When Patients Take Charge of Their Quality of Life
Section Editors: Soraya Azmi, MBBS, MPH, Beigene, USA; Agnes Benedict, MSc, MA, Evidera, Budapest, Hungary
A Novel Patient-Derived Conceptual Model of the Impact of Celiac Disease in Adults: Implications for Patient-Reported Outcome and Health-Related Quality-of-Life Instrument Development
Leffler DA, Acaster S, Gallop K, Dennis M, Kelly CP, Adelman DC
Value Health. 2017;20(4):637-643.
Celiac disease, a chronic inflammatory disease affecting the gut, can be severely debilitating in terms of its effect on patients unless managed by a gluten-free diet (GFD). It affects 1% of the population of the United States and Europe. Although the GFD can be effective, adhering to the strict dietary measures required can be a burden on patients. The combination of the symptoms of celiac disease and the GFD are highly impactful on patients’ health-related quality of life (HRQOL).
To assess HRQOL, there are disease-specific instruments currently in use: the Celiac Disease Questionnaire, the Celiac Symptom Index, and the Celiac Disease Quality of Life (CD-QOL). However, these were developed from items identified through literature reviews or clinical experts rather than from patient inputs. The study described by Leffler, et al describes a method of exploring the impact of celiac disease and GFDs on HRQOL as experienced by patients and describes how a conceptual model was derived through qualitative patient interviews.
The study followed the US Food and Drug Administration’s Patient-Reported Outcome Measures Guidance for Industry (2009) and informed the development of 3 celiac-specific outcome measures: the Celiac Disease Symptom Diary, the Impact of Celiac Disease Symptoms Questionnaire, and the Impact of Adhering to a Gluten-Free Diet Questionnaire. The study design was a cross-sectional qualitative study with the sample size being determined by data saturation (the point at which no new information is obtained by new data) rather than a prespecified sample size. Patients were recruited from a celiac disease center in Boston and patients’ medical charts were reviewed to ascertain whether inclusion criteria were met. Eligible patients who were 18 and older were then contacted to ascertain their interest in participating in the study. Semistructured interviews were then conducted one-on-one in person where possible and interviews were conducted by the same expert interviewer.
Figure 1. Celiac disease conceptual model. The blue boxes show the areas of impact caused by the concepts in gray boxes, the arrows indicate the direction of influence, and the dotted arrow represents a potential moderating factor.
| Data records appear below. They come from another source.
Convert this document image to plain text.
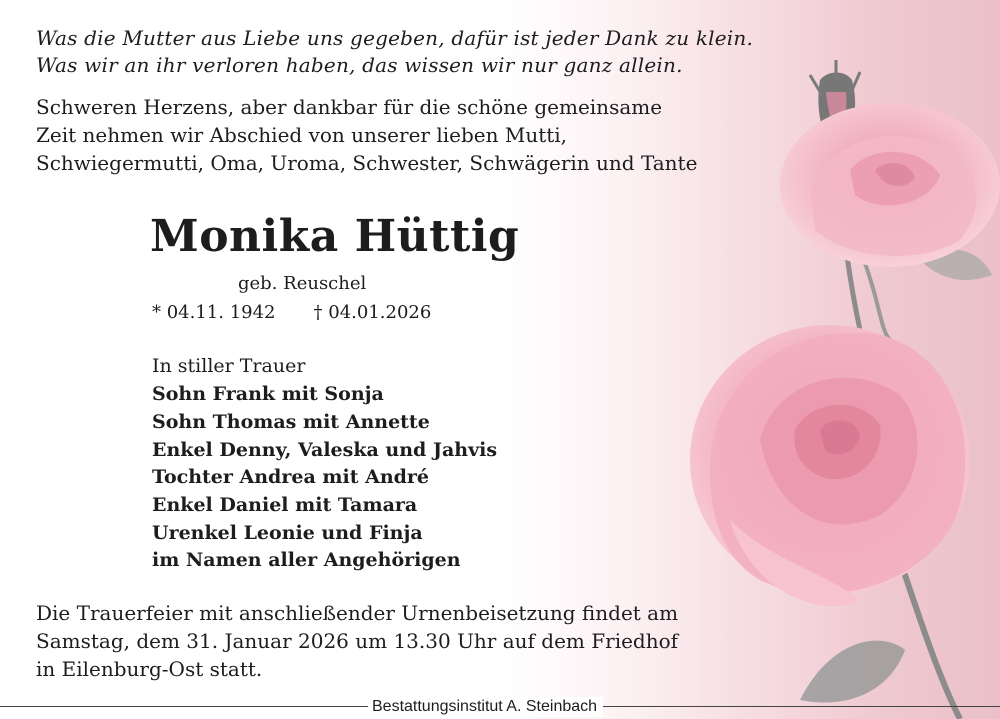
Was die Mutter aus Liebe uns gegeben, dafür ist jeder Dank zu klein.

Was wir an ihr verloren haben, das wissen wir nur ganz allein.

Schweren Herzens, aber dankbar für die schöne gemeinsame

Zeit nehmen wir Abschied von unserer lieben Mutti,

Schwiegermutti, Oma, Uroma, Schwester, Schwägerin und Tante

Monika Hüttig

geb. Reuschel

* 04.11. 1942 † 04.01.2026

In stiller Trauer

Sohn Frank mit Sonja

Sohn Thomas mit Annette

Enkel Denny, Valeska und Jahvis

Tochter Andrea mit André

Enkel Daniel mit Tamara

Urenkel Leonie und Finja

im Namen aller Angehörigen

Die Trauerfeier mit anschließender Urnenbeisetzung findet am

Samstag, dem 31. Januar 2026 um 13.30 Uhr auf dem Friedhof

in Eilenburg-Ost statt.

Bestattungsinstitut A. Steinbach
The data set was then coded and analyzed by experienced qualitative researchers and data were analyzed using thematic analysis. This involved an initial reading and rereading of the data to identify themes and categories, as well as to identify relationships between symptoms and impact. Qualitative analysis software was used to facilitate this process. Emergent themes and concepts were monitored with coding concordance assessed by a second coder who analyzed all the transcripts. The 2 coders met along with another team member to discuss and reconcile differences. This process continued until concept saturation was achieved. The codes and concepts identified were developed into a conceptual model upon review by all authors and an expert panel of 4 celiac disease clinical experts.
Twenty-one patients participated in the study, at which point the data saturation had been reached. The mean age was 42; 71% of the participants were women and 91% Caucasian. Qualitative analysis identified the themes that impact the HRQOL of patients with celiac disease as being as follows (Figure 1): fears and anxiety, day-to-day management of celiac disease, physical functioning, sleep, daily activities, social activities, emotional functioning, and relationships. Overall rate of adherence to a GFD was 90.5%.
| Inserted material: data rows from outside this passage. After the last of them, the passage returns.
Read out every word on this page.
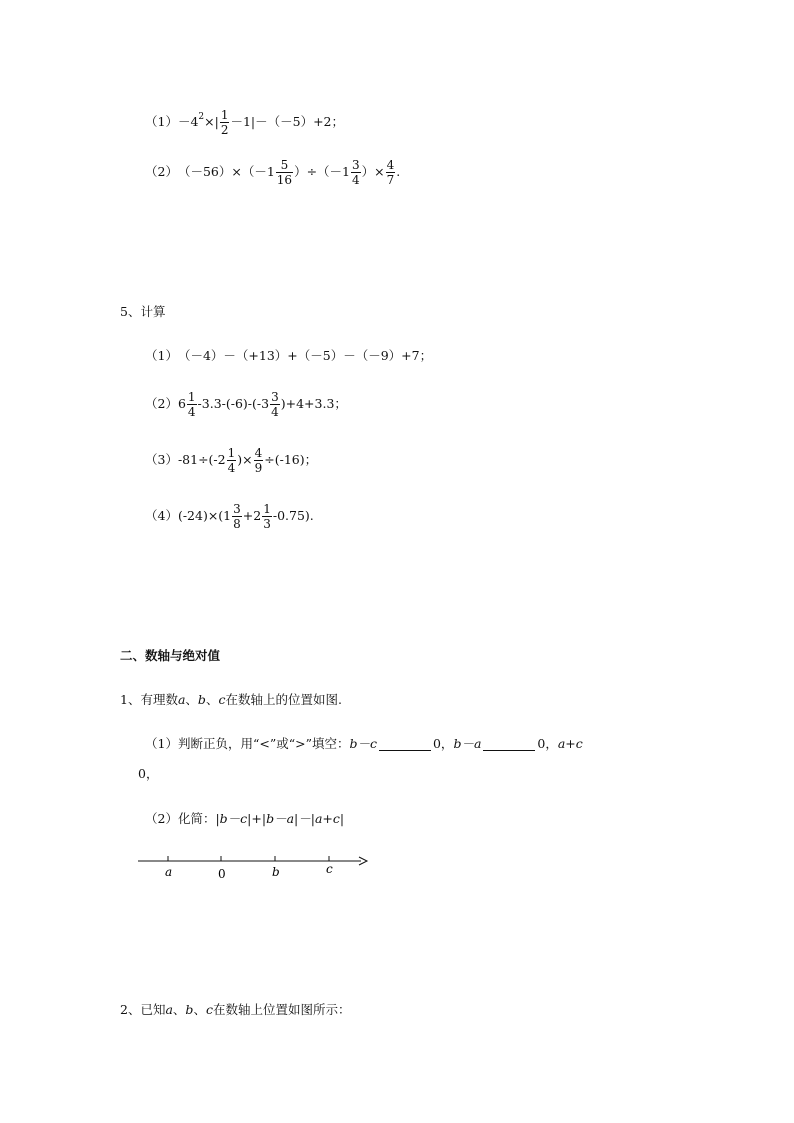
（1） －4 2 ×| $\frac{1}{2} -1|-(-5)+2$；
（2） $(-56)\times(-1 \frac{5}{16} )\div(-1 \frac{3}{4}$ ）× $\frac{4}{7}$ .
5、计算
（1） （－4）－（+13）+（－5）－（－9）+7；
（2） $6 \frac{1}{4} -3.3-(-6)-(-3 \frac{3}{4} )+4+3.3$；
（3） $-81\div(-2 \frac{1}{4}$ )× $\frac{4}{9} \div(-16)$；
（4） $(-24)\times(1 \frac{3}{8} +2 \frac{1}{3} -0.75)$.
二、数轴与绝对值
1、有理数 a 、 b 、 c 在数轴上的位置如图.
（1）判断正负，用“<”或“>”填空： b－c	0， b－a	0， a+c
0，
（2）化简： |b－c|+|b－a|－|a+c|
a	0	b	c
2、已知 a 、 b 、 c 在数轴上位置如图所示：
Highlights of the findings and themes that were identified show that celiac disease can have a significant impact on how everyday life is experienced by patients. For example, abdominal pain, nausea, and bodily pain prevented patients from going shopping and interfered with work and study.
In terms of social activities, participants reported difficulties with eating out, worrying about whether restaurant kitchens could prepare a GFD meal appropriately. Sometimes that meant that participants would choose to avoid social outings.
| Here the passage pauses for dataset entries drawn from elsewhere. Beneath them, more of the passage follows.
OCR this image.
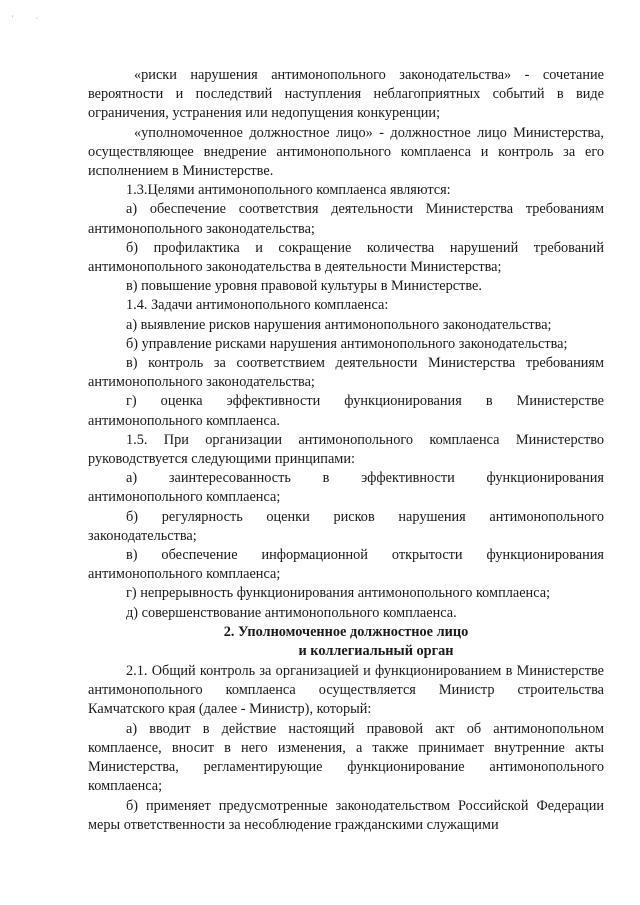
' ·

«риски нарушения антимонопольного законодательства» - сочетание вероятности и последствий наступления неблагоприятных событий в виде ограничения, устранения или недопущения конкуренции;

«уполномоченное должностное лицо» - должностное лицо Министерства, осуществляющее внедрение антимонопольного комплаенса и контроль за его исполнением в Министерстве.

1.3.Целями антимонопольного комплаенса являются:

а) обеспечение соответствия деятельности Министерства требованиям антимонопольного законодательства;

б) профилактика и сокращение количества нарушений требований антимонопольного законодательства в деятельности Министерства;

в) повышение уровня правовой культуры в Министерстве.

1.4. Задачи антимонопольного комплаенса:

а) выявление рисков нарушения антимонопольного законодательства;

б) управление рисками нарушения антимонопольного законодательства;

в) контроль за соответствием деятельности Министерства требованиям антимонопольного законодательства;

г) оценка эффективности функционирования в Министерстве антимонопольного комплаенса.

1.5. При организации антимонопольного комплаенса Министерство руководствуется следующими принципами:

а) заинтересованность в эффективности функционирования антимонопольного комплаенса;

б) регулярность оценки рисков нарушения антимонопольного законодательства;

в) обеспечение информационной открытости функционирования антимонопольного комплаенса;

г) непрерывность функционирования антимонопольного комплаенса;

д) совершенствование антимонопольного комплаенса.

2. Уполномоченное должностное лицо
и коллегиальный орган

2.1. Общий контроль за организацией и функционированием в Министерстве антимонопольного комплаенса осуществляется Министр строительства Камчатского края (далее - Министр), который:

а) вводит в действие настоящий правовой акт об антимонопольном комплаенсе, вносит в него изменения, а также принимает внутренние акты Министерства, регламентирующие функционирование антимонопольного комплаенса;

б) применяет предусмотренные законодательством Российской Федерации меры ответственности за несоблюдение гражданскими служащими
Participants also felt depression and anxiety due to the symptoms, causing frustration with themselves. Similarly, in relationships there were times when having to discuss their need to adhere to a GFD caused some family or friends to show a lack of understanding or annoyance.
Aside from gathering evidence directly from patients to develop the new HRQOL instruments, this study was the first to attempt to measure the impact of adhering to a GFD. This clearly is an important part of managing the disease, which improves symptoms at the same time as it is particularly burdensome on patients’ lives. This shows that a key feature of patient centeredness may have been missing from prior HRQOL instruments.
The article highlights the role that patients can play in research that feeds into decision making about their well-being. It would be worth a visit to readers who are interested in ways in which patients themselves can be involved in the process of developing HRQOL measurements. The study was timely and highly appropriate given that in recent years, the role of the patient’s voice is being increasingly recognized as important in making well-informed and widely accepted decisions that can improve patient treatment and quality of life outcomes.